By JIM KEVLIN • Special to www.AllOTSEGO.com
Last spring, Sonya M. Galley, working in a pen on the family farm on Route 51 south of Garrattsville, felt a gentle nudge on her back.
It was anything but.
Turning around, she was confronted by a heifer, who then nudged her back into a sitting position “I was trapped,” said Sonya, who milks 60 Holsteins with her parents, Dave and Cassie, on Silver Spoon Farm. “I knew if I moved, I was going to be in trouble.”
The general public thinks of cows as placid, but they can be unpredictable.
“She may have been wanting to play with me,” said the 30-something, fourth-generation dairy person. “But she was much bigger than I was.”
Bindi to the rescue, a rescue that won her national laurels: Sunday, Jan. 11, at the U.S. Farm Bureau annual convention, the Otsego County native was Farm Dog of the Year.
“Git around,” said Galley, and the 3-year-old Australian sheep dog did what’s she’s trained to do.
She leaped into the pen and, barking and dashing, had soon moved the cows, including the balky heifer, to the other side of the enclosure.
Her grateful owner pulled herself to her feet, safe.
So when the Farm Bureau was promoting applications to its Farm Dog competition, Sonya was on it.
Last September, she got word: Out of 90 nominations, Bindi had won, only the fourth winner of a prize created in 2018. “I had to keep it secret” until last week’s announcement, Galley said.
The contest is co-sponsored by Nestle Purina PetCare, which donated $5,000 in prize money for Bindi and four runners-up, plus a trophy plate and a year’s supply of dog food.
Purina Vice President of Sustainability Jack Scott said the company is proud to help farmers “steward their land” with the help “of their amazing dogs, who help enrich lives on and off the farm.”
Sonya helped mom Ziva, 9, whelp Bindi, so the two have been together from the beginning.
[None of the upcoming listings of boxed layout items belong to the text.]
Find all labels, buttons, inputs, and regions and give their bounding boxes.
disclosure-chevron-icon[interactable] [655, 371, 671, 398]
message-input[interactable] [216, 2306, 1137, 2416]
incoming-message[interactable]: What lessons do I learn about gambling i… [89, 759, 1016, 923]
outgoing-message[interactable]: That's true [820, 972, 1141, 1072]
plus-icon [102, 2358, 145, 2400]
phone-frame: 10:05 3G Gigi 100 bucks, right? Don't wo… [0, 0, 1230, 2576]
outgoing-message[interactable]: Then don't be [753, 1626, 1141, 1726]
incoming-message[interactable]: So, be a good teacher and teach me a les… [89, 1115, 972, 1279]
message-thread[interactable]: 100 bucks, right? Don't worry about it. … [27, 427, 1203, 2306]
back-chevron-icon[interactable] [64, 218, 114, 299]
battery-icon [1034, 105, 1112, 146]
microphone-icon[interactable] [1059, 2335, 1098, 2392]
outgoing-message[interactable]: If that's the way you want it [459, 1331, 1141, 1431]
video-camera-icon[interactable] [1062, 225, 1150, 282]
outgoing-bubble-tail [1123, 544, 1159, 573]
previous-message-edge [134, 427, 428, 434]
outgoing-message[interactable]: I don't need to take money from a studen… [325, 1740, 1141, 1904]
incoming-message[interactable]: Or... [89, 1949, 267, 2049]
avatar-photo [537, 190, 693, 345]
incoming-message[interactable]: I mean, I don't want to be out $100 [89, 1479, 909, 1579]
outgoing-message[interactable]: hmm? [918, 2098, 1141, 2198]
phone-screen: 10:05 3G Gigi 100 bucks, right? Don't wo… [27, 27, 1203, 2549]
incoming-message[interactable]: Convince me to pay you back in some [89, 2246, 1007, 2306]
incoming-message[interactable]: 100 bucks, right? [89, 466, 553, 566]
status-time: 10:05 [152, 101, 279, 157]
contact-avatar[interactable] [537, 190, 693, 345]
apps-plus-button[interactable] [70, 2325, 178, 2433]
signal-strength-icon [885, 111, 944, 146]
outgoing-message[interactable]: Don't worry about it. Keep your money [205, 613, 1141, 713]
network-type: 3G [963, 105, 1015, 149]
The Aussie is helped with her farming duties by her mom, her younger sister Reese, 2, and her uncle Toby, 10.
The Australian sheep dog breed was actually developed in the American West, and the animals can’t stay still. “The dogs pretty much do what they’re bred to do,” said Glassey.
In addition to moving cows around pens – a Holstein heifer can weigh 800 pounds, so it’s no easy job – Bindi and Reese can help hurry the herd across the road to pasture during the summer, and can cut individual cows out of the herd, as necessary.
The Galley family has been in the Town of New Lisbon since 1972, when dad Dave moved up from Trout Creek, Delaware County. Sonya graduated from Morris Central, then from Morrisville
Ag & Tech, then received her four-year degree from Virginia.
From the start, “I always knew I’d do something around farming,” she said.
On learning of Bindi’s prize, the Galleys were looking forward to the Farm Bureau’s annual January convention: It was planned in San Diego.